News

Admissions shake-up call as report reveals lack of diversity in top roles

Almost two in five MPs serving in top government positions were privately educated, despite just seven per cent of people nationally attending independent schools, a new report has found.

The Social Mobility Commission and Sutton Trust have called for changes to school admissions and an opening-up of private schools after their Elitist Britain 2019 report found those with a private education were heavily over-represented in the worlds of politics, business, the media and the civil service.

According to today’s report, 39 per cent of members of the Conservative government’s cabinet were privately-educated, compared with just nine per cent of Labour’s shadow cabinet.

Overall, 29 per cent of MPs were privately educated – four times more than across the general population.

More than half of members of the House of Lords, Foreign and Commonwealth Office diplomats and civil service permanent secretaries are also private school alumni. Nearly two thirds of senior judges went to private school.

In the media, 43 per cent of the 100 most influential news editors and broadcasters went to fee-paying schools.

Angela Rayner, Labour’s shadow education secretary, said: “For too long our top professions have been a closed club, dominated by a wealthy and privileged elite who attended the same private schools.

“The old boys’ network and the old school tie still hold back talented and hard-working people from less privileged backgrounds.”

 

Make admissions fairer to improve diversity

The Sutton Trust and Social Mobility Commission have put forward several recommendations to improve social diversity in the education and employment sectors.

These included a fairer admissions process in comprehensive and grammar schools, as well as opening up private schools, in order to tackle social segregation.

Universities were encouraged to work with schools facing significant disadvantages, reduce grade offers and recognise the different circumstances faced by applicants. Better careers advice for students is also needed, the report states.

Sir Peter Lampl, founder and executive chair of the Sutton Trust and chair of the Education Endowment Foundation, said Britain was an “increasingly divided society”, where social mobility for the less privileged remains low.

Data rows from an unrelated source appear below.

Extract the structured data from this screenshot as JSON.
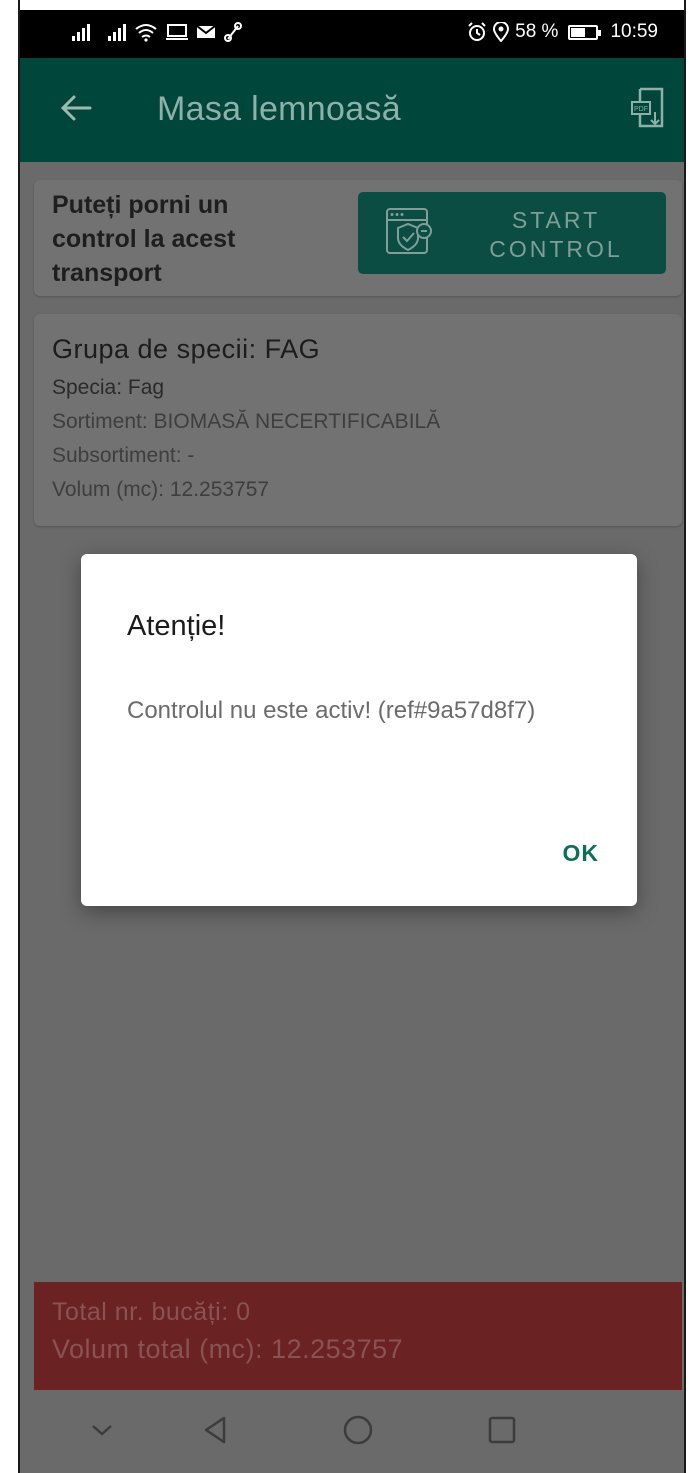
{
  "status_bar": {
    "battery_percent": "58 %",
    "battery_level": 0.58,
    "time": "10:59",
    "icons": [
      "signal-icon",
      "signal-icon",
      "wifi-icon",
      "screen-icon",
      "mail-icon",
      "link-icon",
      "alarm-icon",
      "location-icon",
      "battery-icon"
    ]
  },
  "app_bar": {
    "title": "Masa lemnoasă",
    "back_icon": "back-arrow-icon",
    "action_icon": "pdf-download-icon"
  },
  "control_card": {
    "message": "Puteți porni un control la acest transport",
    "start_button_label": "START CONTROL",
    "start_button_icon": "shield-check-icon"
  },
  "species_card": {
    "group": "Grupa de specii: FAG",
    "species": "Specia: Fag",
    "assortment": "Sortiment: BIOMASĂ NECERTIFICABILĂ",
    "subassortment": "Subsortiment: -",
    "volume": "Volum (mc): 12.253757"
  },
  "totals": {
    "pieces": "Total nr. bucăți: 0",
    "volume": "Volum total (mc): 12.253757"
  },
  "dialog": {
    "title": "Atenție!",
    "message": "Controlul nu este activ! (ref#9a57d8f7)",
    "ok_label": "OK"
  },
  "nav_bar": {
    "icons": [
      "collapse-icon",
      "back-triangle-icon",
      "home-circle-icon",
      "recents-square-icon"
    ]
  },
  "colors": {
    "app_bar": "#00463a",
    "start_button": "#0b4d42",
    "totals_bar": "#6a2222",
    "dialog_ok": "#0d6e5a",
    "scrim": "#6a6a6a"
  }
}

Dame Martina Milburn, chair of the Social Mobility Commission, said the power gap had to be closed so that “the top can relate to and represent ordinary people”.

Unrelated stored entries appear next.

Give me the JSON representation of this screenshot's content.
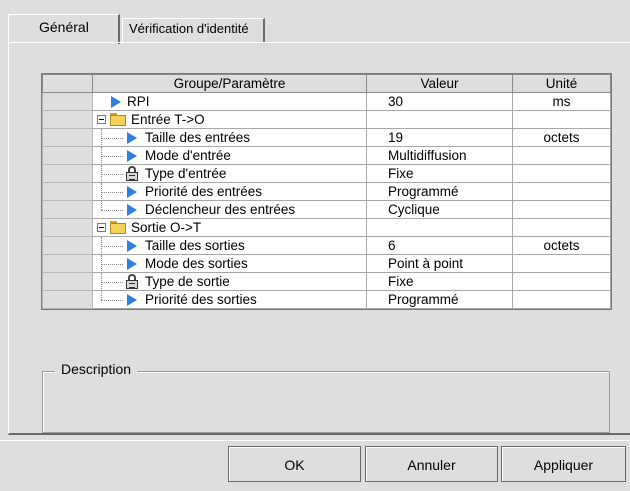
{
  "tabs": [
    {
      "label": "Général",
      "active": true
    },
    {
      "label": "Vérification d'identité",
      "active": false
    }
  ],
  "grid": {
    "columns": [
      "Groupe/Paramètre",
      "Valeur",
      "Unité"
    ],
    "rows": [
      {
        "name": "RPI",
        "value": "30",
        "unit": "ms",
        "icon": "arrow-icon",
        "kind": "top-param"
      },
      {
        "name": "Entrée T->O",
        "value": "",
        "unit": "",
        "icon": "folder-icon",
        "kind": "group"
      },
      {
        "name": "Taille des entrées",
        "value": "19",
        "unit": "octets",
        "icon": "arrow-icon",
        "kind": "child"
      },
      {
        "name": "Mode d'entrée",
        "value": "Multidiffusion",
        "unit": "",
        "icon": "arrow-icon",
        "kind": "child"
      },
      {
        "name": "Type d'entrée",
        "value": "Fixe",
        "unit": "",
        "icon": "lock-icon",
        "kind": "child"
      },
      {
        "name": "Priorité des entrées",
        "value": "Programmé",
        "unit": "",
        "icon": "arrow-icon",
        "kind": "child"
      },
      {
        "name": "Déclencheur des entrées",
        "value": "Cyclique",
        "unit": "",
        "icon": "arrow-icon",
        "kind": "child-last"
      },
      {
        "name": "Sortie O->T",
        "value": "",
        "unit": "",
        "icon": "folder-icon",
        "kind": "group"
      },
      {
        "name": "Taille des sorties",
        "value": "6",
        "unit": "octets",
        "icon": "arrow-icon",
        "kind": "child"
      },
      {
        "name": "Mode des sorties",
        "value": "Point à point",
        "unit": "",
        "icon": "arrow-icon",
        "kind": "child"
      },
      {
        "name": "Type de sortie",
        "value": "Fixe",
        "unit": "",
        "icon": "lock-icon",
        "kind": "child"
      },
      {
        "name": "Priorité des sorties",
        "value": "Programmé",
        "unit": "",
        "icon": "arrow-icon",
        "kind": "child-last"
      }
    ]
  },
  "description": {
    "label": "Description"
  },
  "buttons": {
    "ok": "OK",
    "cancel": "Annuler",
    "apply": "Appliquer"
  }
}
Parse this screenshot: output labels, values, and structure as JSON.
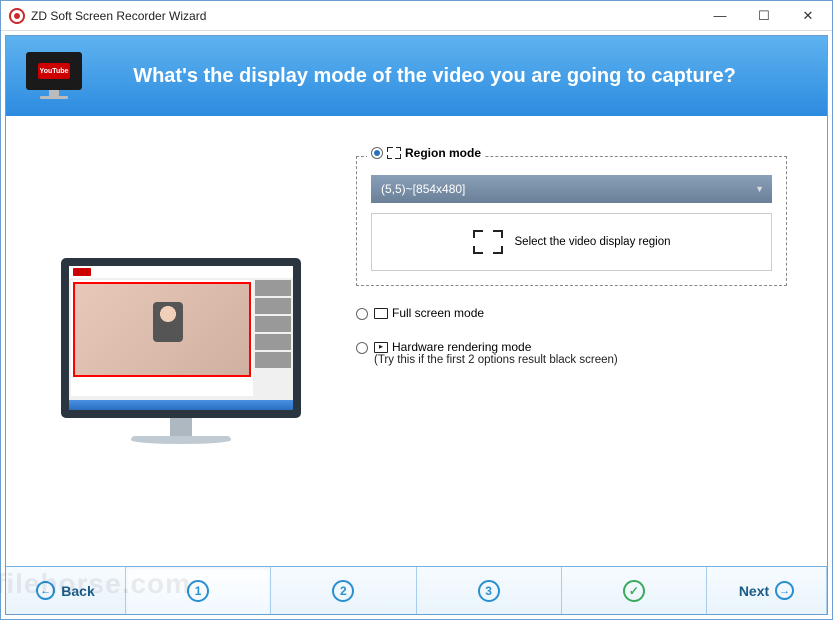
{
  "window": {
    "title": "ZD Soft Screen Recorder Wizard"
  },
  "banner": {
    "question": "What's the display mode of the video you are going to capture?",
    "monitor_badge": "YouTube"
  },
  "region": {
    "title": "Region mode",
    "dropdown_value": "(5,5)~[854x480]",
    "select_button": "Select the video display region"
  },
  "options": {
    "full_screen": "Full screen mode",
    "hardware": "Hardware rendering mode",
    "hardware_hint": "(Try this if the first 2 options result black screen)"
  },
  "footer": {
    "back": "Back",
    "next": "Next",
    "steps": [
      "1",
      "2",
      "3"
    ],
    "checkmark": "✓"
  },
  "watermark": "filehorse.com"
}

Milburn faced tough questions from the education select committee last week, when the diversity of her own commission was criticised and she was urged to take more action, rather than just conducting research.

Geoff Barton, general secretary of the Association of School and College Leaders, said state schools “work tirelessly to make social justice a reality, but the dice are loaded against them in a society where both privilege and disadvantage are perpetuated from one generation to the next”.

Russell Hobby, chief executive of charity Teach First, which recruits elite graduates into the profession, said the next prime minister “must put a fair education for all at the heart of their vision, investing in schools and teachers to unlock the potential of all children, not just some”.

Your thoughts

Leave a Reply

Your email address will not be published. Required fields are marked *

2 Comments

  1. Mark Watson

    I know that Schools Week has an ideological position against private schools (for example one of your Senior Reporters was a speaker at the Fabian Society and the Socialist Educational Association ‘phasing out private schools’ event, despite that fact not making it into your article about the event), but it really says a lot about your approach to journalism when you publish a piece about a report bashing private schools, produced by two organisations with a long history of opposition to private schools, and then include quotes and contributions from four individuals all opposed to private schools.

    Has the concept of balance been banished? Did you not think it might produce a better article to ask people to contribute who might have a different point of view? Or should we not question any more?

    • The Sutton Trust does not oppose private schools. On the contrary, it’s argued for a ‘state funded system of open access’ to independent day schools for ‘bright, non-privileged young people’. (Social mobility is only for the ‘bright’, it appears). https://www.suttontrust.com/wp-content/uploads/2012/03/open-access-report-march-2012-final-1.pdf

      Nor does the Social Mobility Commission oppose fee-paying schools. Its report said work being done by private schools to educate more disadvantaged children was ‘essential’ to allow them to derive advantages and increase the socio-economic diversity of the independent school population’.

      The comments by Sir Peter and Dame Martina can’t be said to come from those opposed to private education. The two comments from union leaders in favour of state education provided the necessary balance.